Think of it like a medical check-up:
- Causal Impact Analysis is the entire procedure of going to the doctor to find out if a new diet is working. This includes designing the test (e.g., tracking your weight for 30 days while on the diet), finding a valid comparison (e.g., your weight trend before the diet), and analyzing the data.
- Average Treatment Effect (ATE) is the specific number the scale shows you at the end: “-3 kg”. It’s the quantifiable outcome of the analysis.
Example: Google Ads
An e-commerce company wants to know if using a new ad format, “Video Discovery Ads,” is more effective at driving sales than their standard “Image Ads.”
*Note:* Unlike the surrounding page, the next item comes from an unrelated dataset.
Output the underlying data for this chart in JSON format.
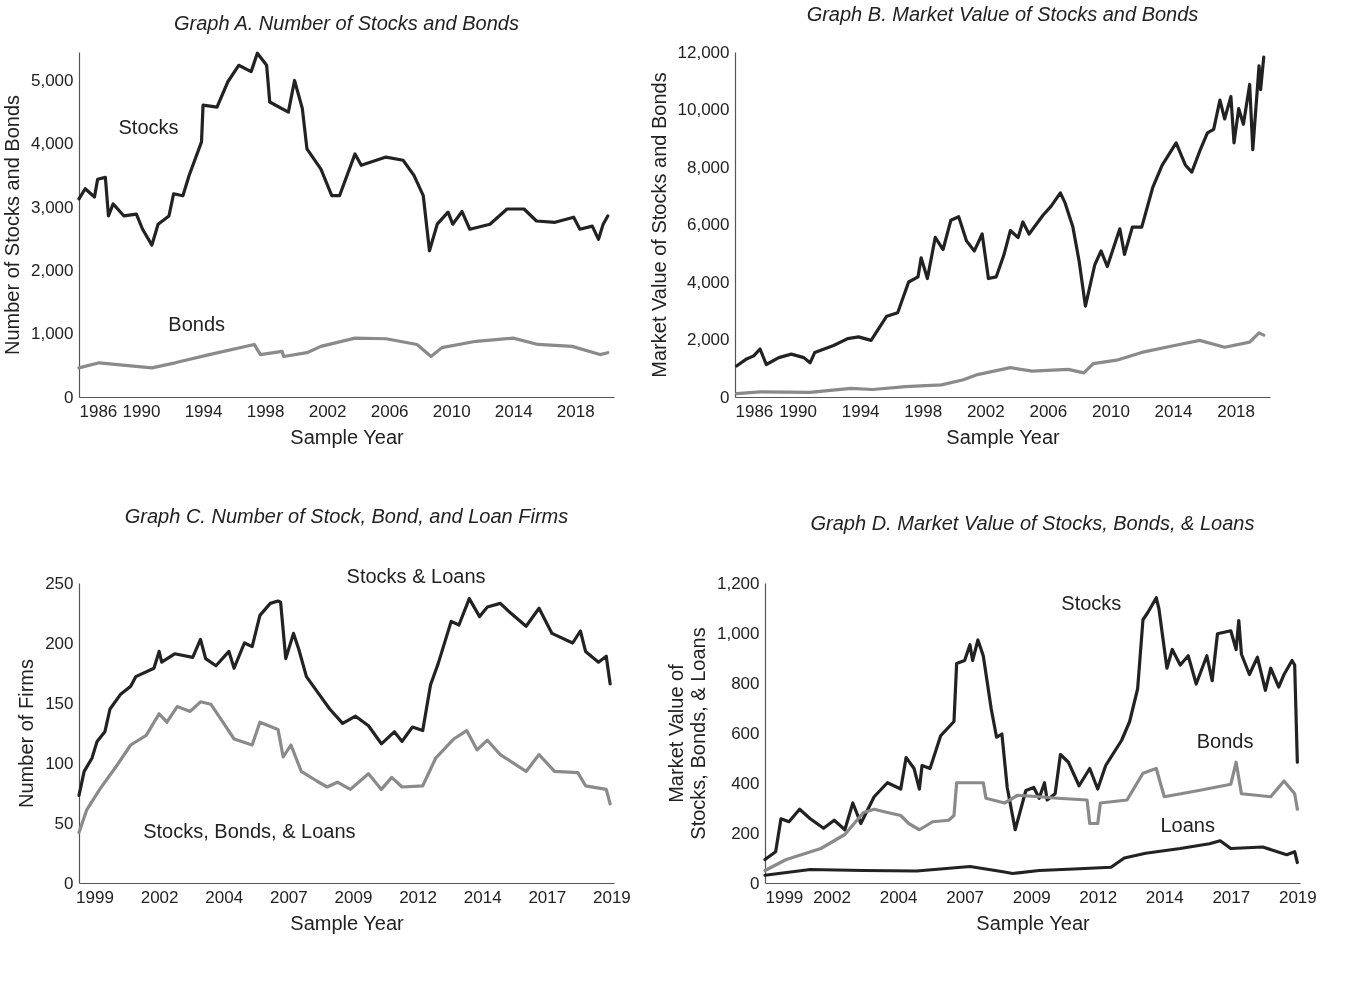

- Business Question: Does switching our ad budget from Image Ads to Video Discovery Ads cause a higher return on investment?
Causal Impact Analysis
This is a classic use case for an A/B test, which is a straightforward way to conduct a causal analysis.
- How it’s done: The company uses Google Ads’ built-in “Campaign Experiments” feature.
- Setup: They create an experiment where their target audience is randomly split into two groups.
- Control Group (Group A): This 50% of the audience continues to see the standard Image Ads.
- Treatment Group (Group B): This 50% of the audience is shown the new Video Discovery Ads.
- Analysis: The experiment runs for a set period (e.g., 30 days). Because the audience was split randomly, any significant difference in performance between the two groups can be confidently attributed to the different ad formats.
Average Treatment Effect (ATE)
The ATE measures precisely how much better (or worse) the new ad format performed.
- Treatment: Being shown a Video Discovery Ad.
- Outcome Metric: Conversion Rate (the percentage of people who click the ad and then make a purchase).
- ATE Calculation: After 30 days, the results are:
- Control Group (Image Ads) Conversion Rate = 2.0%
- Treatment Group (Video Ads) Conversion Rate = 2.5% The Average Treatment Effect is the difference: +0.5 percentage points.
- Meaning: The ATE shows that using Video Discovery Ads caused a 0.5 percentage point increase in the conversion rate. This tells the company that for every 1,000 people who click a video ad, they can expect 5 more sales than if those people had clicked an image ad. This provides a clear justification for shifting more budget to video.
Detailed breakdown:
Aspect | Causal Impact Analysis | Average Treatment Effect (ATE) |
---|---|---|
Role | The overall framework, methodology, or experiment designed to isolate a cause-and-effect relationship. | The specific, quantitative metric that measures the outcome of the analysis. |
Question it Answers | ”How can we reliably determine if our action caused a change?" | "By how much did our action change the outcome on average?” |
In the Google Ads Example | The analysis was the A/B test itself—the splitting of the audience and running the two ad versions simultaneously. | The ATE was the result of that test: a +0.5 percentage point increase in conversion rate. |
In short, you perform a Causal Impact Analysis in order to calculate the Average Treatment Effect. The ATE is the main piece of evidence that the analysis provides to prove whether the intervention was successful and by how much.